Ces dernières heures, le monde du sport pleure ses anciennes gloires. Après le décès de Christophe Dominici ce mardi, c’est la légende argentine du football Diego Maradona qui a disparu le mercredi 25 novembre. Deux icônes, à des degrés différents, qui ont laissé chez les supporters des souvenirs indélébiles. Pour comprendre comment les évènements sportifs se gravent dans la mémoire des supporters, des neuroscientifiques américains de l’université de Princeton les ont observés. Ils ont présenté les résultats de leur recherche le 25 novembre dans la revue Neuron.
Le basket comme exemple
Les chercheurs ont découvert que la surprise dans les évènements sportifs est le facteur principal de l’encrage de ces souvenirs dans notre mémoire. “Au fur et à mesure que nous parcourons le monde, nous avons tendance à segmenter les événements en morceaux séparés, détaille l'auteur principal de l’étude James Antony, chercheur au Princeton Neuroscience Institute. Nous nous souvenons plus tard de ces morceaux comme d'événements discrets. La question se pose donc : ‘Comment notre cerveau décide-t-il quand un segment se termine et un autre commence ?’ Il s'avère que cela se produit lorsque quelque chose d'inattendu se produit.”

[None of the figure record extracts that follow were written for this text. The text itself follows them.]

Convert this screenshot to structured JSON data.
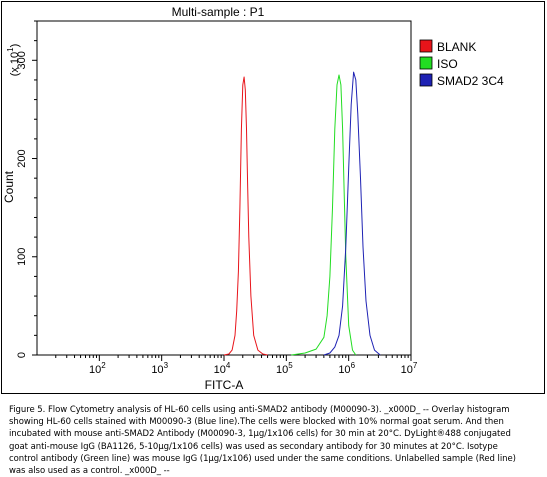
{
  "chart_data": {
    "type": "line",
    "title": "Multi-sample : P1",
    "xlabel": "FITC-A",
    "ylabel": "Count",
    "y_multiplier_label": "(x 10",
    "y_multiplier_exponent": "1",
    "x_scale": "log",
    "xlim": [
      10,
      10000000
    ],
    "ylim": [
      0,
      340
    ],
    "x_ticks": [
      {
        "base": "10",
        "exp": "2",
        "value": 100
      },
      {
        "base": "10",
        "exp": "3",
        "value": 1000
      },
      {
        "base": "10",
        "exp": "4",
        "value": 10000
      },
      {
        "base": "10",
        "exp": "5",
        "value": 100000
      },
      {
        "base": "10",
        "exp": "6",
        "value": 1000000
      },
      {
        "base": "10",
        "exp": "7",
        "value": 10000000
      }
    ],
    "y_ticks": [
      {
        "label": "0",
        "value": 0
      },
      {
        "label": "100",
        "value": 100
      },
      {
        "label": "200",
        "value": 200
      },
      {
        "label": "300",
        "value": 300
      }
    ],
    "grid": false,
    "legend_position": "top-right",
    "series": [
      {
        "name": "BLANK",
        "color": "#e8141a",
        "x": [
          10000,
          12000,
          13500,
          15000,
          16000,
          17000,
          18000,
          19000,
          20000,
          21000,
          22000,
          23000,
          24000,
          25000,
          27000,
          30000,
          35000,
          42000,
          50000
        ],
        "y": [
          0,
          1,
          5,
          20,
          45,
          85,
          150,
          230,
          275,
          283,
          270,
          230,
          170,
          120,
          60,
          20,
          5,
          1,
          0
        ]
      },
      {
        "name": "ISO",
        "color": "#22dd22",
        "x": [
          120000,
          200000,
          300000,
          400000,
          450000,
          500000,
          550000,
          600000,
          650000,
          700000,
          750000,
          800000,
          850000,
          900000,
          1000000,
          1150000,
          1300000
        ],
        "y": [
          0,
          2,
          6,
          18,
          40,
          80,
          150,
          230,
          275,
          285,
          275,
          230,
          160,
          100,
          30,
          5,
          0
        ]
      },
      {
        "name": "SMAD2 3C4",
        "color": "#1e22b4",
        "x": [
          400000,
          500000,
          600000,
          700000,
          800000,
          900000,
          1000000,
          1100000,
          1200000,
          1300000,
          1400000,
          1550000,
          1700000,
          1900000,
          2200000,
          2600000,
          3200000
        ],
        "y": [
          0,
          2,
          8,
          20,
          50,
          110,
          190,
          255,
          288,
          280,
          245,
          180,
          110,
          55,
          20,
          5,
          0
        ]
      }
    ]
  },
  "caption": "Figure 5. Flow Cytometry analysis of HL-60 cells using anti-SMAD2 antibody (M00090-3). _x000D_ -- Overlay histogram showing HL-60 cells stained with M00090-3 (Blue line).The cells were blocked with 10% normal goat serum. And then incubated with mouse anti-SMAD2 Antibody (M00090-3, 1μg/1x106 cells) for 30 min at 20°C. DyLight®488 conjugated goat anti-mouse IgG (BA1126, 5-10μg/1x106 cells) was used as secondary antibody for 30 minutes at 20°C. Isotype control antibody (Green line) was mouse IgG (1μg/1x106) used under the same conditions. Unlabelled sample (Red line) was also used as a control. _x000D_ --"
}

Pour étudier cet effet de la surprise, les chercheurs ont observé des spectateurs pendant qu’ils regardent du sport. Ils ont choisi le basket-ball parce que l’enchaînement des actions offrent plus d'occasions d'observer comment le cerveau réagit aux changements. Vingt fans de basket-ball auto-identifiés ont regardé les cinq dernières minutes de neuf matchs du tournoi universitaire américain de 2012. Les chercheurs ont choisi ces matchs car les participants, pour la plupart de jeunes étudiants, sont peu susceptibles d’avoir déjà vus ou de se souvenir de cet évènement. Pour mesurer la surprise, les chercheurs ont d'abord calculé la probabilité que chaque équipe gagne chaque possession de jeu et la surprise a été calculée comme le changement de cette probabilité entre les possessions. En conséquence, les matchs qui sont serrés et qui ont beaucoup de changements de score génèrent plus de surprises que des matchs où l’écart entre les deux équipes est conséquent.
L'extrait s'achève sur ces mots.